In [7]:
from pydrive.auth import GoogleAuth
from pydrive.drive import GoogleDrive
from google.colab import auth
from oauth2client.client import GoogleCredentials

# import all depenencies at the top
from time import time
from time import sleep
from random import randint
from IPython.core.display import clear_output
from warnings import warn
from bs4 import BeautifulSoup
import requests

import csv
import io

################################################################################
# define a function to process the page
def process_page(soup, questions):  
  
  # find all elements with class *summary*
  raw_questions = soup.select('.summary')

  # same as above, extract the info we need
  for question in raw_questions:
    title = question.select_one('h3 > a').get_text() # extract the title
    excerpt = question.select_one('.excerpt').get_text().strip() # extract the excerpt
    tags = [tag.get_text() for tag in question.select('.tags a')] # extract a list of tags
    new_question = {'title': title, 'excerpt': excerpt, 'tags': tags} # construct a dictionary
    questions.append(new_question) # add dictionary to list


################################################################################
# Authenticate and create the PyDrive client.
# This only needs to be done once in a notebook.
auth.authenticate_user()
gauth = GoogleAuth()
gauth.credentials = GoogleCredentials.get_application_default()
drive = GoogleDrive(gauth)

################################################################################
# prepare for the monitoring logic
start_time = time() # note the system time when the program starts
request_count = 0 # track the number of requests made

# create variables to store the data
questions = []

# variables to handle the request loop
has_next_page = True
MAX_REQUESTS = 3 # do not request more than 10 pages
page_number = 1
query = {'tab':'newest', 'page': page_number}
url = 'https://stackoverflow.com/questions'
headers = {'user-agent': 'questionscraper - school project (myeamail@gmail.com)'}

while has_next_page and request_count < MAX_REQUESTS:
  # keep the output clear
  clear_output(wait = True)
  
  # make an initial request
  response = requests.get(url, params=query, headers=headers)

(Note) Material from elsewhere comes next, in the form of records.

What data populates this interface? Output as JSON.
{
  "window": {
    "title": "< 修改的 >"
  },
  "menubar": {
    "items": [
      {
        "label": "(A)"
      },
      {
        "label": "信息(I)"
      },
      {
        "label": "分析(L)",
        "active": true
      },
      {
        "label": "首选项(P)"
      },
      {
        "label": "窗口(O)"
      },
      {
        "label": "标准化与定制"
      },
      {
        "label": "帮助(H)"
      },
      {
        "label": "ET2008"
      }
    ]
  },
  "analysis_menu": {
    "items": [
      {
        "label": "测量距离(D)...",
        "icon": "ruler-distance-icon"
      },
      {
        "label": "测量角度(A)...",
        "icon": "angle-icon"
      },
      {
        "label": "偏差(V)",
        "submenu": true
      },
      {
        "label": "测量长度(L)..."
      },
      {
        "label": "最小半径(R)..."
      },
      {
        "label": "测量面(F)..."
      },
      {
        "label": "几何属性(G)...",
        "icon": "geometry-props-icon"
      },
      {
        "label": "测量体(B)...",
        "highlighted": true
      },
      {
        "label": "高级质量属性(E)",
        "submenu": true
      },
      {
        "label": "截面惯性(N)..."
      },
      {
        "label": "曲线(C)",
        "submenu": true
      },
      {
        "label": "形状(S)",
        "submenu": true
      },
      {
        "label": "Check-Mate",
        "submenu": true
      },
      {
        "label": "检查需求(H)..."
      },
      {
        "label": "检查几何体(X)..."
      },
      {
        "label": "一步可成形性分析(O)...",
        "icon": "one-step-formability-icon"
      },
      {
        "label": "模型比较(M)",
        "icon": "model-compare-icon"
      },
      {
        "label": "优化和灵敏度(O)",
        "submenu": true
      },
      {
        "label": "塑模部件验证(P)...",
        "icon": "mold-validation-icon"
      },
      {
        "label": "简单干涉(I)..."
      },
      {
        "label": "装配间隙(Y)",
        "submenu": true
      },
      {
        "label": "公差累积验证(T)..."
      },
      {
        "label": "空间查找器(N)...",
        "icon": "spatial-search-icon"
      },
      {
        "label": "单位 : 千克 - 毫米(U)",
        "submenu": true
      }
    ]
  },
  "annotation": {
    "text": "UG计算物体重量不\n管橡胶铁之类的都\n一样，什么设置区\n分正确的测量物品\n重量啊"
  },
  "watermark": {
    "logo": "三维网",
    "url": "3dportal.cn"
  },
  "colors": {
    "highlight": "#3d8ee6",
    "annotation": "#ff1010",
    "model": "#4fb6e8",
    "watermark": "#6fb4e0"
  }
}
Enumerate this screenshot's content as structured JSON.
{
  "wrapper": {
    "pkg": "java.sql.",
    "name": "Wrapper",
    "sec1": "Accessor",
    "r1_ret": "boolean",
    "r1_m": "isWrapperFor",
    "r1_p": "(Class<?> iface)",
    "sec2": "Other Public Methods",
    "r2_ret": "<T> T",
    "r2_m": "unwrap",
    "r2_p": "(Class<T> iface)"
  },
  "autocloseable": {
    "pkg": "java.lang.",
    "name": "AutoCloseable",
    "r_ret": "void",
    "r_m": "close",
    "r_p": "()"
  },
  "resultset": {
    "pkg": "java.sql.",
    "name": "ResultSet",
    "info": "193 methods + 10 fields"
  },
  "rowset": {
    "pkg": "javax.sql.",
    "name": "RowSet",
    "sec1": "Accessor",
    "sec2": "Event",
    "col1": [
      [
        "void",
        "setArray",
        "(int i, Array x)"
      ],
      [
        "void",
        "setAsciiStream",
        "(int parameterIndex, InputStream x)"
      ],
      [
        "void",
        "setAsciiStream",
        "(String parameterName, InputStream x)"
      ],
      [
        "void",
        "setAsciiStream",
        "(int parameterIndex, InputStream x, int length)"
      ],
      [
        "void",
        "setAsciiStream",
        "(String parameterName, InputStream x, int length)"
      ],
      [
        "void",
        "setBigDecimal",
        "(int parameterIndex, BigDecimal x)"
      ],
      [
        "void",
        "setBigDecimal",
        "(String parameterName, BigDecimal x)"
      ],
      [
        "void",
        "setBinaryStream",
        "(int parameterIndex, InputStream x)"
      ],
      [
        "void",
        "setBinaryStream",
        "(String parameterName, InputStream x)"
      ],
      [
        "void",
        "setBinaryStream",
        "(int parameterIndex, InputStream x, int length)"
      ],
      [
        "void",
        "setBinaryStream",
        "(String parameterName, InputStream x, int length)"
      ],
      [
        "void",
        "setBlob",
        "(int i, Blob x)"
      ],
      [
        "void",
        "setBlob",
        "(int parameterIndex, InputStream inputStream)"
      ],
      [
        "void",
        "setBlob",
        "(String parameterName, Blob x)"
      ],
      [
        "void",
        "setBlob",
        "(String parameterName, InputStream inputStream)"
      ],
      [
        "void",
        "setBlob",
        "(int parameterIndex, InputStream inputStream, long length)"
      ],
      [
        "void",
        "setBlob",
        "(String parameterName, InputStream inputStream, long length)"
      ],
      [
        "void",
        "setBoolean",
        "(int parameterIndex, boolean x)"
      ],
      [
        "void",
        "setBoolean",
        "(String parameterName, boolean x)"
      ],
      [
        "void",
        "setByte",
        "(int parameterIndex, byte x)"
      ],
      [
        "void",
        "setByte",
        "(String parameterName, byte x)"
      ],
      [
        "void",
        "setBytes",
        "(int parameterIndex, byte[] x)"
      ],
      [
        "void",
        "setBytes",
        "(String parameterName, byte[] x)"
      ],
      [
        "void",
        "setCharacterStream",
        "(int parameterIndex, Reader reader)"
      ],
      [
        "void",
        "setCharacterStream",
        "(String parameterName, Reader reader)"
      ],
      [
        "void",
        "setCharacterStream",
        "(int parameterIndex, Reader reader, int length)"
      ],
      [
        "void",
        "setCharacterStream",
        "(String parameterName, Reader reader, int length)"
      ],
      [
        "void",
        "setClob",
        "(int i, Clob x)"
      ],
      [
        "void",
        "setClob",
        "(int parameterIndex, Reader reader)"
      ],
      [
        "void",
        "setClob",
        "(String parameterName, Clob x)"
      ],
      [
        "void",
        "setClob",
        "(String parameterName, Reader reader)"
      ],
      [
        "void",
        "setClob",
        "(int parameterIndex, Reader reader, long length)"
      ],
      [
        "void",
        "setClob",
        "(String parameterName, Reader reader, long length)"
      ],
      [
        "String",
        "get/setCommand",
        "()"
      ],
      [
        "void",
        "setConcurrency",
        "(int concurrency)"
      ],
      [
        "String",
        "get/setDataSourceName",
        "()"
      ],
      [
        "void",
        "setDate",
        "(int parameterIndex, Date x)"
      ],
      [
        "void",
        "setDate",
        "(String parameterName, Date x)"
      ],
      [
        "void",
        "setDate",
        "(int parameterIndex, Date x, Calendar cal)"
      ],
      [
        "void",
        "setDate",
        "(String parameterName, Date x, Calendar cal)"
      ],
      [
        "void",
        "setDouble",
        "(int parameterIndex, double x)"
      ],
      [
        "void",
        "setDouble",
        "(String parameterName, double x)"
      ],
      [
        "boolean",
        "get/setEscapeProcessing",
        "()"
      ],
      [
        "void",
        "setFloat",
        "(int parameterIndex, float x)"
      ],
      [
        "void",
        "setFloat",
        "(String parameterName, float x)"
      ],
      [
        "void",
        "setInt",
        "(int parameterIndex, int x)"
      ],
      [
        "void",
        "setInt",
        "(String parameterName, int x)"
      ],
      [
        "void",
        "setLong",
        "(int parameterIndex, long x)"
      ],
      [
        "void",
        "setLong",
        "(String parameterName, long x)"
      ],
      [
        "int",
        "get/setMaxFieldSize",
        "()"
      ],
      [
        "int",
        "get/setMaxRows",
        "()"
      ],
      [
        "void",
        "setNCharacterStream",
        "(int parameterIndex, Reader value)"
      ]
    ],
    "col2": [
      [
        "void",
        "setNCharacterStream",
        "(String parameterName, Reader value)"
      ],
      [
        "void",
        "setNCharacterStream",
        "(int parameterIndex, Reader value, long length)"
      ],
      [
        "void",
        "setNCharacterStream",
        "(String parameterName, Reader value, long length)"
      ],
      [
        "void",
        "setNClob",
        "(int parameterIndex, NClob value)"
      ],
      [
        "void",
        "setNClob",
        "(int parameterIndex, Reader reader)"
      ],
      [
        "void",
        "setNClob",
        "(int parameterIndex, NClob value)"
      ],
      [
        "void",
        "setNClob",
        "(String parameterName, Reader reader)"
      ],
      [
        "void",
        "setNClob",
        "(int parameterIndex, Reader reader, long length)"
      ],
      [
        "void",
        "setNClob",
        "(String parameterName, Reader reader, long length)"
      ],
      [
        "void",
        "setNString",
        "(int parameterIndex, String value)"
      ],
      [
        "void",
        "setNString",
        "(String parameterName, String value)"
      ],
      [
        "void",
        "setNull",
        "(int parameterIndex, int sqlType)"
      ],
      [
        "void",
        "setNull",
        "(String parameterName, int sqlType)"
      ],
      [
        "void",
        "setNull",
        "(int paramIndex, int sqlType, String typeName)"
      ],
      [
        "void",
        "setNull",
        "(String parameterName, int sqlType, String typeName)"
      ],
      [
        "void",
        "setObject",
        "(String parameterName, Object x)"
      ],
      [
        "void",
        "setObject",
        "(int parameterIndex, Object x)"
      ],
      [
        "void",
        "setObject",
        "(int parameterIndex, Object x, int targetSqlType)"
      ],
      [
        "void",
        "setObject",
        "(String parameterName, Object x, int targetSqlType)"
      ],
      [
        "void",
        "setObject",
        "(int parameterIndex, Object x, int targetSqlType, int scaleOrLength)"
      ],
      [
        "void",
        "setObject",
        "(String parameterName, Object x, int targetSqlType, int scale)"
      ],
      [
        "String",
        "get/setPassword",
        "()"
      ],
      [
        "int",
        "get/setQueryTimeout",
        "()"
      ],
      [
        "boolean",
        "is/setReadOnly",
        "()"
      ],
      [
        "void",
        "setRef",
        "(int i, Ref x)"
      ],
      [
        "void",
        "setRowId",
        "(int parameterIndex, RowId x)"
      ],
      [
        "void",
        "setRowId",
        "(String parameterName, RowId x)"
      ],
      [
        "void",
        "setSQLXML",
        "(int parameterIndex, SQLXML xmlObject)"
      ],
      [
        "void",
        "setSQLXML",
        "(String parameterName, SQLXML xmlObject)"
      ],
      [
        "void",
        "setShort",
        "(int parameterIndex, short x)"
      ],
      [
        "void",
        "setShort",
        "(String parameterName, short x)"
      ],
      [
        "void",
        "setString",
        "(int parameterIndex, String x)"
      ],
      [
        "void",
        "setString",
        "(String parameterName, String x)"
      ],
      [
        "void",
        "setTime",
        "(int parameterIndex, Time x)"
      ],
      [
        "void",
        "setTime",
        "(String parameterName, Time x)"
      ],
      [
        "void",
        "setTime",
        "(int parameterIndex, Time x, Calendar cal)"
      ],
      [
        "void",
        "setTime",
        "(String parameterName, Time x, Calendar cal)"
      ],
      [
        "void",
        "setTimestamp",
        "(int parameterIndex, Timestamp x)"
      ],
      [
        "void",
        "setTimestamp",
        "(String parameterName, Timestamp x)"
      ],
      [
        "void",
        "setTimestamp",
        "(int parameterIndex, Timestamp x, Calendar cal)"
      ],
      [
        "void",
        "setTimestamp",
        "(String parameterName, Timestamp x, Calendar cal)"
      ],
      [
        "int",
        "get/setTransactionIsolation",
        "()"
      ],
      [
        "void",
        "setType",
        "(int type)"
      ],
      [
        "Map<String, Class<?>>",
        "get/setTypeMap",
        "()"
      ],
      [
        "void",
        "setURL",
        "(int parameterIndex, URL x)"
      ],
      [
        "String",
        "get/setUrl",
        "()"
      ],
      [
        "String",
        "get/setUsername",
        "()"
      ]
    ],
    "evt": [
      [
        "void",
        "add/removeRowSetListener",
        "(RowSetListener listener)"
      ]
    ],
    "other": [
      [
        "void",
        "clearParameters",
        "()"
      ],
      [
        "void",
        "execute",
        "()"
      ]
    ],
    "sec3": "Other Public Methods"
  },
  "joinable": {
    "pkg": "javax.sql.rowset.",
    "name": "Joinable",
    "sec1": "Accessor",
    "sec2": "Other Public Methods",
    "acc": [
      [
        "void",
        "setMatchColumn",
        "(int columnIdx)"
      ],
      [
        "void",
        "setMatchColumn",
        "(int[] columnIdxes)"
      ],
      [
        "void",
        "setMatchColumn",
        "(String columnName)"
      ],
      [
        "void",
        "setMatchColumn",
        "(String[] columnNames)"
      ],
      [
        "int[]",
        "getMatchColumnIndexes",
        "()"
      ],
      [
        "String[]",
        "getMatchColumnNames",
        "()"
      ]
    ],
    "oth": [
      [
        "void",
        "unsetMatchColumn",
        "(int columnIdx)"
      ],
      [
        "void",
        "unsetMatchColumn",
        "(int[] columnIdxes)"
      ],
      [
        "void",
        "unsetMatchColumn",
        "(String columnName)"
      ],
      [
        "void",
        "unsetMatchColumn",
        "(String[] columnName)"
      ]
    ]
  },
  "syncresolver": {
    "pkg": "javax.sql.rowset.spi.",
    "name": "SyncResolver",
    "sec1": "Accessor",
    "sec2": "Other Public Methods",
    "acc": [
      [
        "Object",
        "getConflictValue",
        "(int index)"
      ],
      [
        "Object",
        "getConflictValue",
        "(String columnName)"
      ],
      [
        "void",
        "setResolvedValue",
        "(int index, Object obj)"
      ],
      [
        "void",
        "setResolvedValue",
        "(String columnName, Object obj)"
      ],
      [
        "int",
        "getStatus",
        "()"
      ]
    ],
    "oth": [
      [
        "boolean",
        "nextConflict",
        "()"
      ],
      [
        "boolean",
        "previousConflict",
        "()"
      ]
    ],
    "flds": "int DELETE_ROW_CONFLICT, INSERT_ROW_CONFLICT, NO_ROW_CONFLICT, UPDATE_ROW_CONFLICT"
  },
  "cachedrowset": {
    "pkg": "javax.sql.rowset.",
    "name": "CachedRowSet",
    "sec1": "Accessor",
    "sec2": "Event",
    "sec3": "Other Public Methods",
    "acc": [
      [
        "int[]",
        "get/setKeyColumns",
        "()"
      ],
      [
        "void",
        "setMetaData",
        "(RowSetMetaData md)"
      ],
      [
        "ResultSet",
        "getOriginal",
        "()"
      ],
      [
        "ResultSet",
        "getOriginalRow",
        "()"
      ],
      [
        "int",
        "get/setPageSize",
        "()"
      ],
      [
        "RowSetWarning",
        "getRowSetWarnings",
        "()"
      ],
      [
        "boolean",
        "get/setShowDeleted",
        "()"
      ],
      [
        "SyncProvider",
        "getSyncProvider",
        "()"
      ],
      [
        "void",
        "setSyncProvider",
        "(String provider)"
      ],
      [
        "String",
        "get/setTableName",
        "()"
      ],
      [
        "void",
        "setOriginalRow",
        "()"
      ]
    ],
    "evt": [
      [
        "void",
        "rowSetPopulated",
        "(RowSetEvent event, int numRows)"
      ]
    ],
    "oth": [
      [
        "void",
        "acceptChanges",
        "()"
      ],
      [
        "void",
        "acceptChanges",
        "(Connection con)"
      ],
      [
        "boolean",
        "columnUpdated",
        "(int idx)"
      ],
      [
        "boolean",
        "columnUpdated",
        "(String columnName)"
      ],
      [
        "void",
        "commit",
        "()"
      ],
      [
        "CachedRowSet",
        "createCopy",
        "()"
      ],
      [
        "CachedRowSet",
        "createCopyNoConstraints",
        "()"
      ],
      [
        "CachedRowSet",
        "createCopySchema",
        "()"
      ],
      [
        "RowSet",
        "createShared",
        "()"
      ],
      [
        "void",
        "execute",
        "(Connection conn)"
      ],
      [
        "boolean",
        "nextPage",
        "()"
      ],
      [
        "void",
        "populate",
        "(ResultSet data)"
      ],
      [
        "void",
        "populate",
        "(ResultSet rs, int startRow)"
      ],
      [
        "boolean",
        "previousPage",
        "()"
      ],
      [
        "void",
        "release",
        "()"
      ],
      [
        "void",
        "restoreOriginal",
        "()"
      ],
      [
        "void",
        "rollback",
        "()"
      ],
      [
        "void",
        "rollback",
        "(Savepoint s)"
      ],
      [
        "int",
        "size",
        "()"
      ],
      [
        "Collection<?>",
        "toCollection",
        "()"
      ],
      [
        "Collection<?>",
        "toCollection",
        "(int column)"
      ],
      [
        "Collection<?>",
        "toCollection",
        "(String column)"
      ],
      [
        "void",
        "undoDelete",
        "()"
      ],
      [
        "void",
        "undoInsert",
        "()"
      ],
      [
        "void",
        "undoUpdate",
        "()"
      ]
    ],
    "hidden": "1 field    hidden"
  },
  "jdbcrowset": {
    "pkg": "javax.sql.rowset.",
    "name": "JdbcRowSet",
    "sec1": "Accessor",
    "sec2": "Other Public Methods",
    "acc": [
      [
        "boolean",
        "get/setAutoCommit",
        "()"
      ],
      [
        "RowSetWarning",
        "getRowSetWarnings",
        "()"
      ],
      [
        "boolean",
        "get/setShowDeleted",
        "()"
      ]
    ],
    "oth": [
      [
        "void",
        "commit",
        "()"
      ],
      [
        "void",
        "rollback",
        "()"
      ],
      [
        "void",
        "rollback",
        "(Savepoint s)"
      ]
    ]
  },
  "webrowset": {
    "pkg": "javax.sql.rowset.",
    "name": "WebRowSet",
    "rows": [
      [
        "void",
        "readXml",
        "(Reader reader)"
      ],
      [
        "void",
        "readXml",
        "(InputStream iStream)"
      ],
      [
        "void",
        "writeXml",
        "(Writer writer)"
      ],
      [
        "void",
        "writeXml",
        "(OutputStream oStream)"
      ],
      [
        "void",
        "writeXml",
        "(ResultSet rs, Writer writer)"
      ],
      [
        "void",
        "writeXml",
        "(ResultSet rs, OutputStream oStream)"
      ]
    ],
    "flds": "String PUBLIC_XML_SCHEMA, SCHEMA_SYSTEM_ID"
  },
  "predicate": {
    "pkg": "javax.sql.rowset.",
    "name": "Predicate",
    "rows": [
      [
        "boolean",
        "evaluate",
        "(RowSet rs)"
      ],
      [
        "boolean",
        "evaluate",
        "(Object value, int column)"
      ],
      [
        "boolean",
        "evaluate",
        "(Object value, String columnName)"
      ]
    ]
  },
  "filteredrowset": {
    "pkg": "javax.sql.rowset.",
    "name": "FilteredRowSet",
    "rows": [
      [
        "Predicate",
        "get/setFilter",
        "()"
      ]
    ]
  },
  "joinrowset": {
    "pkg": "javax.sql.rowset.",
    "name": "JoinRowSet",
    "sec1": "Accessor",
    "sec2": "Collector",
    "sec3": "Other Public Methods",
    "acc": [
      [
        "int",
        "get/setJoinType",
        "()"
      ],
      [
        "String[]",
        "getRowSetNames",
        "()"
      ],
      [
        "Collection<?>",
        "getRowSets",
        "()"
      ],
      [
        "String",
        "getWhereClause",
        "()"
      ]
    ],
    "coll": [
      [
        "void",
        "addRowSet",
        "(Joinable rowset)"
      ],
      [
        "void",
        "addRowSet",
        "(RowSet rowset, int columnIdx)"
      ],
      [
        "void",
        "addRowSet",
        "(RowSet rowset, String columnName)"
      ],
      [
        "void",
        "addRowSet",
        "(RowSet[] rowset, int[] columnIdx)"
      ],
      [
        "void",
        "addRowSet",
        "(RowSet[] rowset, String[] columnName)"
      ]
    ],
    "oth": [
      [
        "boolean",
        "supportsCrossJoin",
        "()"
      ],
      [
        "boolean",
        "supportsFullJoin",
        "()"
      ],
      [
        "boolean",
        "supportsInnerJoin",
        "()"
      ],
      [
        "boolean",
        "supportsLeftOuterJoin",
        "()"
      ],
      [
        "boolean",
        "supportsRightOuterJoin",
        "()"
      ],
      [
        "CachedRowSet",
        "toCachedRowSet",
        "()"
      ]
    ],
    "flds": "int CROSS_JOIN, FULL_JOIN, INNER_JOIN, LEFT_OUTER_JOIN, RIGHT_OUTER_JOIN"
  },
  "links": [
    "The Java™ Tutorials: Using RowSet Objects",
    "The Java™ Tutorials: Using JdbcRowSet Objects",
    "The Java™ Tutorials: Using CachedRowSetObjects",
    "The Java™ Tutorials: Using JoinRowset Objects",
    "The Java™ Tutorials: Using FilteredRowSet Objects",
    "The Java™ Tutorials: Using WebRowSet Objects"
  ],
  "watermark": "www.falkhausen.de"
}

  # make sure we got a valid response
  if(response.ok):
    # get the full data from the response
    data = response.text
    soup = BeautifulSoup(data, 'html.parser')
    process_page(soup, questions)

    # check for the next page
    # look for the presence of element with class *test-pagination-next*
    next_button = soup.select('a[rel="next"]')
    has_next_page = len(next_button) > 0
    
  else:
    # display a warning if there are any problems
    warn('Request #: {}, Failed with status code: {}'.format(request_count, response.status_code))
  
  request_count += 1
  
  # go to sleep for a bit
  # we use a random number between 1 and 5 so
  # We can wait as long as 5 seconds to make a second request
  
  sleep(randint(1,3))
  
  # output some logs for monitoring
  elapsed_time = time() - start_time
  print('Requests: {}, Frequency: {} requests/s, {} questions processed.'.format(request_count, request_count/elapsed_time, len(questions)))
  
  # prepare for next iteration
  page_number += 1
      
print('Sraping complete')
print('Requests: {}, Frequency: {} requests/s, {} questions processed.'.format(request_count, request_count/elapsed_time, len(questions)))

################################################################################
# Create an output stream
output = io.StringIO()

# these are the names of the properties in the dictionary
fieldnames = ['title', 'excerpt', 'tags']

# create a writer object, it can write dictionaries to the output stream
writer = csv.DictWriter(output, fieldnames=fieldnames)

# write all the headings 
writer.writeheader()

# iterate the questions and write each one
for question in questions:
  writer.writerow(question)

# Create & upload a text file.
uploaded = drive.CreateFile({'title': 'questions.csv', 'parents': [{'id': '1XI3y4xvTJss3eKDItnBOGRzWixd5uvHI'}]})
uploaded.SetContentString(output.getvalue())
uploaded.Upload()
print('Uploaded file with ID {}'.format(uploaded.get('id')))  

Requests: 3, Frequency: 0.6028100063040868 requests/s, 45 questions processed.
Sraping complete
Requests: 3, Frequency: 0.6028100063040868 requests/s, 45 questions processed.
Uploaded file with ID 1H-cv2fxNwVknGHaMV_0wWXwdb6g7ArT-